Here’s the basic blueprint from an architect of organizational competitive advantages

“To develop a Strategy Advantage, you need to maximize the following components: Purpose (why you do what you do) + Opportunity (what you sell to whom and where) + Advantage (what differentiates you) + Planning (what will be done by whom by when) + Strategy (how) + Execution (now) = Results.”

I have a few concerns about Bob Lisser’s formula and indeed about all formulas for success. However, he has identified the essential components. Eliminate any one of them and failure is certain.

He has written a book in which he explains HOW to take his basic blueprint and use it to build or re-build an organizational structure that has a solid foundation.
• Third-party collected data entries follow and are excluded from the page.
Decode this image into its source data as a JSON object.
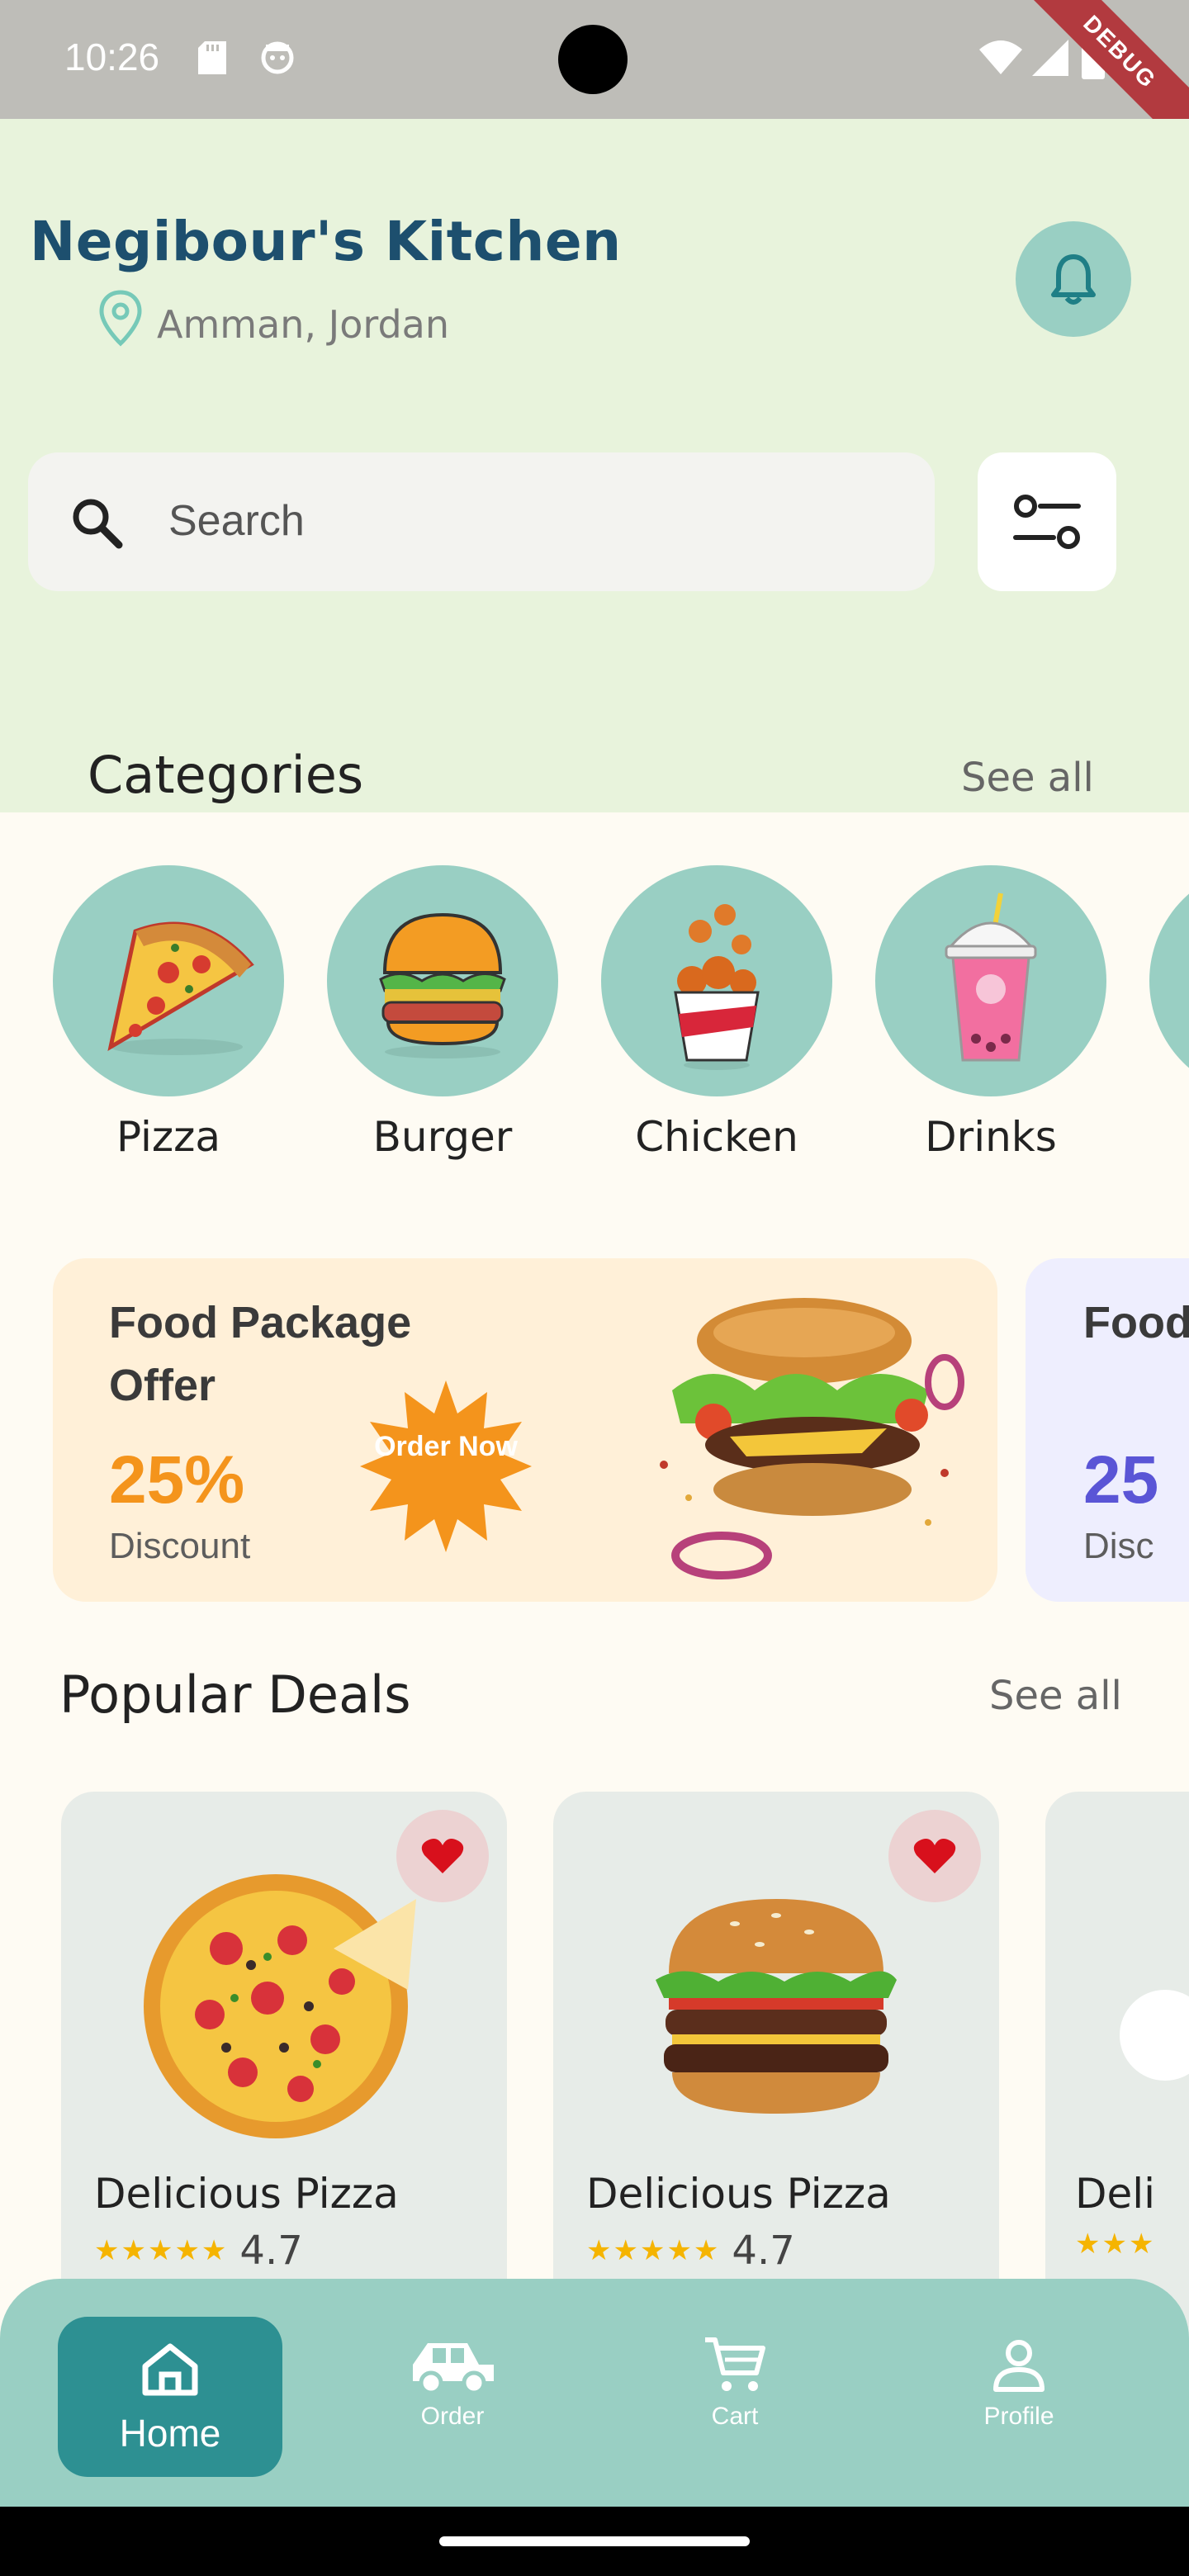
{
  "status_bar": {
    "time": "10:26",
    "debug_label": "DEBUG"
  },
  "header": {
    "title": "Negibour's Kitchen",
    "location": "Amman, Jordan"
  },
  "search": {
    "placeholder": "Search"
  },
  "categories": {
    "title": "Categories",
    "see_all": "See all",
    "items": [
      {
        "label": "Pizza"
      },
      {
        "label": "Burger"
      },
      {
        "label": "Chicken"
      },
      {
        "label": "Drinks"
      }
    ]
  },
  "banners": [
    {
      "title": "Food Package Offer",
      "percent": "25%",
      "discount": "Discount",
      "cta": "Order Now"
    },
    {
      "title": "Food Offer",
      "percent": "25",
      "discount": "Disc"
    }
  ],
  "popular": {
    "title": "Popular Deals",
    "see_all": "See all",
    "items": [
      {
        "name": "Delicious Pizza",
        "rating": "4.7"
      },
      {
        "name": "Delicious Pizza",
        "rating": "4.7"
      },
      {
        "name": "Deli",
        "rating": ""
      }
    ]
  },
  "nav": {
    "home": "Home",
    "order": "Order",
    "cart": "Cart",
    "profile": "Profile"
  },
  "colors": {
    "header_bg": "#e8f3dc",
    "accent": "#99cfc3",
    "nav_active": "#2d9092",
    "title": "#1d4f6e",
    "offer_orange": "#f4941c"
  }
}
He identifies several eminently sound “advantage principles” that include:

o Outcomes are the result of decisions and actions.
o Leaders are made, not born.
o Make a 100% (total) commitment to strategic goals.
o Have the right people completing the most important tasks, top to bottom, all the time.
o Predictive behavior (for better or worse) if completed habitually will predict the future.
o Vagueness and ambiguity are the adversaries of accountability.
o The key to high-impact execution is taking individual and team accountability.

Lisser has much of great value to say about the inevitable challenges encountered when building or re-building an organizational structure that can achieve and then sustain a decisive (if not the “ultimate”) competitive advantage. Change initiatives always encounter often ferocious resistance, often by those who now defend the status quo after eliminating its predecessor.

In Leading Change (1995), James O’Toole suggests — and I agree — that resistance to change is usually the result of what he so aptly characterizes as “the ideology of comfort and the tyranny of change.” Again, Lisser’s advice is sound and directly relevant when addressing those issues.

During an interview several years ago, John Kotter suggested that getting people (including change agents) to think differently about change is — in his opinion — the single greatest challenge of all.

I congratulate Bob Lisser on his “blueprint” provided within an operations manual that is urgently needed, especially today when the business world is more volatile, more uncertain, more complex, and more ambiguous than at any prior time that I can remember. Bravo!